Beyond the raw statistics, the Nuffield Trust’s analysis rests on a huge assumption. The figures show what would happen if all expat pensioners moved back to the UK to use the NHS if the S1 deal falls through.
But we don’t know how many would return to these shores.
How about expats who decide to stay abroad using private healthcare? Or those who choose to apply for citizenship in the country they now live, after Brexit? Indeed, in Spain (which is home to the largest number of British expats in the EU), there has been a surge in the number of Brits applying to take the Spanish citizenship test.
The other assumption here is that none of these expats are currently using the NHS in Britain at the moment. After all, government guidancesays: “UK state pensioners who live elsewhere in the EEA will now have the same rights to NHS care as people who live in England.”
If a certain proportion of expats are already travelling to the UK to use the NHS, this again suggests Nuffied’s warning figures could be inflated.

Will the S1 scheme fall through?

The scheme is considered part of the EU’s freedom of labour system, which both main parties in the UK have said they will withdraw from.
But whoever wins the election will almost certainly try to negotiate to provide continued protection for British expats.
It seems unlikely that all healthcare rights of UK expats would be scrapped immediately because of Brexit. After all, there are many people from other EU countries living in Britain who depend on the NHS.
So although it’s possible that no agreement will be reached, it is in the interest of many member states to want a negotiated resolution on this.

The verdict

The Nuffield Trust raises legitimate concerns about Brexit’s impact on healthcare.
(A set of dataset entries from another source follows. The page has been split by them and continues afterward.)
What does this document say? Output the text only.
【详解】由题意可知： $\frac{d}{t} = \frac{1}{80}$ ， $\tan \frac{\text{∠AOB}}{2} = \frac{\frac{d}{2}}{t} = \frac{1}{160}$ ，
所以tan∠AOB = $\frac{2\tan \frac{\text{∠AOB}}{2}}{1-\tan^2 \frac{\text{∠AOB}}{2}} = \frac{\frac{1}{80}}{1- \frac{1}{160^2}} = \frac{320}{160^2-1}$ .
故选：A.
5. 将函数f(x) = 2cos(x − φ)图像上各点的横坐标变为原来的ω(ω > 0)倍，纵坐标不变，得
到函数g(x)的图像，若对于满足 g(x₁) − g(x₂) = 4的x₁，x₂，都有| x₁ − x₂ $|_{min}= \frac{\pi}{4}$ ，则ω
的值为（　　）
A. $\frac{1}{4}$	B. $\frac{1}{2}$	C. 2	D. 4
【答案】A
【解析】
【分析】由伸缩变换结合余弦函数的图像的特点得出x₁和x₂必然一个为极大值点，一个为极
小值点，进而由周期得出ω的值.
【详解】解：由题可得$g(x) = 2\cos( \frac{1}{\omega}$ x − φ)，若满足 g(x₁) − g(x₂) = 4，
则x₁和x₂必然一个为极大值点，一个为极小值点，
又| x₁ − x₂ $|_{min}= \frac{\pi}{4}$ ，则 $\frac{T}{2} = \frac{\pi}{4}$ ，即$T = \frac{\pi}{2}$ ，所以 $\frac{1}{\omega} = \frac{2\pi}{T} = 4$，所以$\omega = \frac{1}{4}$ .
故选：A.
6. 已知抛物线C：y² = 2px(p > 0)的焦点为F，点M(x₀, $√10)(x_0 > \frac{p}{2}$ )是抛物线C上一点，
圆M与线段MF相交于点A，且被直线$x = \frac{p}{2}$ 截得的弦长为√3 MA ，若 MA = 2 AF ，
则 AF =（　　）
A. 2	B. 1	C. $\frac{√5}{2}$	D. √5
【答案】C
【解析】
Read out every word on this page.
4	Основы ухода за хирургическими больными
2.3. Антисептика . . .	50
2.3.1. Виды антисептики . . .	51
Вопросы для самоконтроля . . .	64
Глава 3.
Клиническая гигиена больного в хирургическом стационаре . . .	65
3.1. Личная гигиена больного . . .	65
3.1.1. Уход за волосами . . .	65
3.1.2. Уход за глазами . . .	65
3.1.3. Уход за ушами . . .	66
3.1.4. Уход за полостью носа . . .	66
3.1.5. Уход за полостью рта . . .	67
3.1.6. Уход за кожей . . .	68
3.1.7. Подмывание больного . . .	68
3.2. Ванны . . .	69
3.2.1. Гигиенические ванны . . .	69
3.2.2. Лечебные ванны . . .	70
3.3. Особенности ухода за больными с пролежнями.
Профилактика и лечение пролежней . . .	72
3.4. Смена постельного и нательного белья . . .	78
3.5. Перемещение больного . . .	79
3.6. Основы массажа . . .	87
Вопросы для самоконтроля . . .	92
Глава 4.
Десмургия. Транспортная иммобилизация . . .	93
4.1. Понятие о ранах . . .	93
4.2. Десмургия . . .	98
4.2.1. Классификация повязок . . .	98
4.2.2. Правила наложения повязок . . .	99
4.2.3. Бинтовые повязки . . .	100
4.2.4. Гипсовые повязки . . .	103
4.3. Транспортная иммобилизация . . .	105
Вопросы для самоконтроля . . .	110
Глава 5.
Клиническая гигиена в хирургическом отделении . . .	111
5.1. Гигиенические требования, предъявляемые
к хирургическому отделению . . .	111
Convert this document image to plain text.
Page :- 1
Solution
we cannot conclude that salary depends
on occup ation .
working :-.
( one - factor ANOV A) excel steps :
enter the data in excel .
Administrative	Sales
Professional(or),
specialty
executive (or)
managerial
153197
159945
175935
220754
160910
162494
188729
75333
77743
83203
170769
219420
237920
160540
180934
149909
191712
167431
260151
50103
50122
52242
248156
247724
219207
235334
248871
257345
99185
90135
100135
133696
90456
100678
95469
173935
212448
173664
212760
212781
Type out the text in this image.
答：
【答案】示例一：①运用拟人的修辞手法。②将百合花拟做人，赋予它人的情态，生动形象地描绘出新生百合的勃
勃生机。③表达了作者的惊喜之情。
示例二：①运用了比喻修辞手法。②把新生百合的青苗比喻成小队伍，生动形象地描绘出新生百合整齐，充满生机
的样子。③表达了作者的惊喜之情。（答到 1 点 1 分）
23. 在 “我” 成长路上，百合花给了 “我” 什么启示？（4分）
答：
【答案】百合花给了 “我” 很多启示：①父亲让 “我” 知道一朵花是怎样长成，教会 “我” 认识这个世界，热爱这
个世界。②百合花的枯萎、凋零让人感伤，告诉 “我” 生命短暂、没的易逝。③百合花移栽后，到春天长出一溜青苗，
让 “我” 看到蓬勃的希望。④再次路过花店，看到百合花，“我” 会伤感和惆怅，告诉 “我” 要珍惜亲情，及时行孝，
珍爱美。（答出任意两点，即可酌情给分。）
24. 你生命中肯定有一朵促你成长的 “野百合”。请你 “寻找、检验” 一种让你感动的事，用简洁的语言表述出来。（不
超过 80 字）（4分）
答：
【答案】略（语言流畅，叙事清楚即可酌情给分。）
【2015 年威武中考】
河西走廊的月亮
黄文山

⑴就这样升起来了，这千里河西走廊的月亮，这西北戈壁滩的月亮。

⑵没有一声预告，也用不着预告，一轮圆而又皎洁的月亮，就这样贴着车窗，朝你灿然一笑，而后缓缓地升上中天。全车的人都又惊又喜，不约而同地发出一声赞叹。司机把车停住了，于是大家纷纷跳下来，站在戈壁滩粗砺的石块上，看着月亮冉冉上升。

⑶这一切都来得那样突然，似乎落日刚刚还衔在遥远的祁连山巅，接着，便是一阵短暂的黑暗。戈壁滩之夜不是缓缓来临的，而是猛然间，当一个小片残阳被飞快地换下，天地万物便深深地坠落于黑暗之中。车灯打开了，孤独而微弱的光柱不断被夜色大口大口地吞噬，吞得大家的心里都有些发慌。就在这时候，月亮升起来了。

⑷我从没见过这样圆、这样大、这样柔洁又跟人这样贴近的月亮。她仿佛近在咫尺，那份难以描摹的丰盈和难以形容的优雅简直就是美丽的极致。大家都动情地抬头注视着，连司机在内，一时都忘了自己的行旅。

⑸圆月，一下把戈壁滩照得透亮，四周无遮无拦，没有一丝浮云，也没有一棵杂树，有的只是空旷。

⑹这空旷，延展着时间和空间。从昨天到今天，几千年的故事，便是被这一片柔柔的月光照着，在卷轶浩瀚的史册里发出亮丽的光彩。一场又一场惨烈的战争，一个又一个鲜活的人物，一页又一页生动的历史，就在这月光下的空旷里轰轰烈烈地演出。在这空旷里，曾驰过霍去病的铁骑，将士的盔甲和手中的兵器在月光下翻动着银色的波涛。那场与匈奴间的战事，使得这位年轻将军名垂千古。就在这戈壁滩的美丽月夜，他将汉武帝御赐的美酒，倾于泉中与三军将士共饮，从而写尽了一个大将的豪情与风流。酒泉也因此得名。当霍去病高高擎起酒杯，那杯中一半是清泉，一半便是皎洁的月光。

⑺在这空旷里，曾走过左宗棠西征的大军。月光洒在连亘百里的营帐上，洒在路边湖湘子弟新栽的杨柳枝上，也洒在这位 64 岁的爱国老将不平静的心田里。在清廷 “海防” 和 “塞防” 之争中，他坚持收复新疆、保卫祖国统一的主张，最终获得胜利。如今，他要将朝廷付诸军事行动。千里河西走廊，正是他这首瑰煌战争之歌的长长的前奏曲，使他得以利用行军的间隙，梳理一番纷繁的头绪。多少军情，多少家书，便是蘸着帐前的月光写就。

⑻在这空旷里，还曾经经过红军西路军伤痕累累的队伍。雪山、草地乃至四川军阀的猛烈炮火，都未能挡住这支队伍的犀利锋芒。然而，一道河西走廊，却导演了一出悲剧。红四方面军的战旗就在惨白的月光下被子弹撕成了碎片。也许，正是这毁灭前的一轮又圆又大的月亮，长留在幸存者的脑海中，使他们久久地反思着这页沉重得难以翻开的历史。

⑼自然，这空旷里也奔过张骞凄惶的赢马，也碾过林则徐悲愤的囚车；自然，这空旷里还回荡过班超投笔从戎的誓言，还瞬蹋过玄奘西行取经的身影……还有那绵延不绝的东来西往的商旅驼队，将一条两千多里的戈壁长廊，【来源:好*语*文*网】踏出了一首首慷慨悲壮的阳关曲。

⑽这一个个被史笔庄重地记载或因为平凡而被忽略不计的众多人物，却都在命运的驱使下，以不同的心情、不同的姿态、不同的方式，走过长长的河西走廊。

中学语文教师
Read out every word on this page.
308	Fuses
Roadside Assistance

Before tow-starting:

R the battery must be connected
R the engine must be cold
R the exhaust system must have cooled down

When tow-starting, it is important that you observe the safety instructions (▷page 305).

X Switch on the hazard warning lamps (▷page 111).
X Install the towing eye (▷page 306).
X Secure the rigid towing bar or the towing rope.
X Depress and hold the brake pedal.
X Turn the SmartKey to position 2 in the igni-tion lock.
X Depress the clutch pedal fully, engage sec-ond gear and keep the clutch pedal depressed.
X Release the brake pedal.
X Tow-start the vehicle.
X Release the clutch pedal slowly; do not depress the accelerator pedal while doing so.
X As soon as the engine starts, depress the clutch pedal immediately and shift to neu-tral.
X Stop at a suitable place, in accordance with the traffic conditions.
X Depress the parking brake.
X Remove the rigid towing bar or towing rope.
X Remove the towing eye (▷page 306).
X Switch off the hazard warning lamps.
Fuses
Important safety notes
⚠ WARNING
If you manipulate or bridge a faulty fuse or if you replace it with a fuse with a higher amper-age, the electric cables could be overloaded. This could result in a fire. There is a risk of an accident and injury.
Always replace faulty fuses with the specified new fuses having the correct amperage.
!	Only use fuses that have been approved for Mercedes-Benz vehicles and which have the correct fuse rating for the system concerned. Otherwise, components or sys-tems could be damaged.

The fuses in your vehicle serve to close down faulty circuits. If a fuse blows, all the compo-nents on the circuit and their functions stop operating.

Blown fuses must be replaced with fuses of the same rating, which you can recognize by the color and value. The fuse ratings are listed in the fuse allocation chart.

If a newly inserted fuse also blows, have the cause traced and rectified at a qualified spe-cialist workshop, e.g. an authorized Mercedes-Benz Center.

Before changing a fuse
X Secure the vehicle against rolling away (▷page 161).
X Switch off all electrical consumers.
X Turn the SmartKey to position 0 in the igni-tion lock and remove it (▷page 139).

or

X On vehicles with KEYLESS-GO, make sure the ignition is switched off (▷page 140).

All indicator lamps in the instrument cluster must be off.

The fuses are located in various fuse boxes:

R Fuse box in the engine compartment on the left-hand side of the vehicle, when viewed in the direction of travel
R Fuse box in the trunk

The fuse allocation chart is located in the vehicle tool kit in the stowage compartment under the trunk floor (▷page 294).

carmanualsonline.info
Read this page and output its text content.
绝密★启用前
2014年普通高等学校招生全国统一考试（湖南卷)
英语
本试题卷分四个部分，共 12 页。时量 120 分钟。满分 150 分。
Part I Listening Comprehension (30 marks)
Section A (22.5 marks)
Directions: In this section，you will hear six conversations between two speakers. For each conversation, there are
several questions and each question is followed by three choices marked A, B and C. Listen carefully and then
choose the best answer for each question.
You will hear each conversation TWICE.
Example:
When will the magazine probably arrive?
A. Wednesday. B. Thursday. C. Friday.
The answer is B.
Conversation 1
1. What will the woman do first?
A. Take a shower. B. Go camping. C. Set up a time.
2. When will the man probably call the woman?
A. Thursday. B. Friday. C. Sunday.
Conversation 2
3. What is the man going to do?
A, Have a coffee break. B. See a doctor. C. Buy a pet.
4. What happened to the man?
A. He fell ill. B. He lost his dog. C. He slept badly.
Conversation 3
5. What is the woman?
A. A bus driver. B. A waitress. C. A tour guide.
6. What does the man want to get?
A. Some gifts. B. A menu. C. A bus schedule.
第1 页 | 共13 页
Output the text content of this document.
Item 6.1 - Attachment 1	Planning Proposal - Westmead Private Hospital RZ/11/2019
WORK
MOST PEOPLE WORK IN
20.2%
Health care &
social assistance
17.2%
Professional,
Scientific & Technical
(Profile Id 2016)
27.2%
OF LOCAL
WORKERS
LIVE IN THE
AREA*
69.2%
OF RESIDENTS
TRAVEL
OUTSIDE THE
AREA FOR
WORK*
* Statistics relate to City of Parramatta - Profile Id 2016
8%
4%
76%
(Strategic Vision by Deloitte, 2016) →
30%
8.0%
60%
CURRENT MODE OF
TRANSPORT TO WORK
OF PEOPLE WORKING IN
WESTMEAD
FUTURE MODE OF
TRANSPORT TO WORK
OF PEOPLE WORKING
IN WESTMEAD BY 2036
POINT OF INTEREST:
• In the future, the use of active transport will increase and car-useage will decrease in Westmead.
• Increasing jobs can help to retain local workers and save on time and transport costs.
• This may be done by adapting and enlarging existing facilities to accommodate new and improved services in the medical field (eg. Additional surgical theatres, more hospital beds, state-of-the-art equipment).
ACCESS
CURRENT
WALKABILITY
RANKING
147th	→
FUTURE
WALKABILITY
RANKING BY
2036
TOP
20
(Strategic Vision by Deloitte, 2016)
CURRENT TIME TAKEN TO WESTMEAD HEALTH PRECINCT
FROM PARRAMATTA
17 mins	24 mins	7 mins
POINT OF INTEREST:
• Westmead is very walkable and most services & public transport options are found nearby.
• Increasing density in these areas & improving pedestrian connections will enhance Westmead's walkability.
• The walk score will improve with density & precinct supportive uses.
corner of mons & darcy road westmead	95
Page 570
If no agreement is reached, returning expats could put extra pressure on the NHS.
But the statistics they use may be shaky.
The latest figures show the UK’s healthcare bill for these pensioners was £429m, not £500m.
And, if the BBC’s research is correct, the number of people it applies to is more like 145,000, not 190,000.
Plus the analysis assumes an unlikely worst-case scenario where all expat pensions return to the UK.
What’s more, the overall billion pound figure that is reached has been rounded up from £979m.
While rounding up is standard practice, it nevertheless adds the extent to which the billion pounds – a figure repeated across the media today – is an inflated one.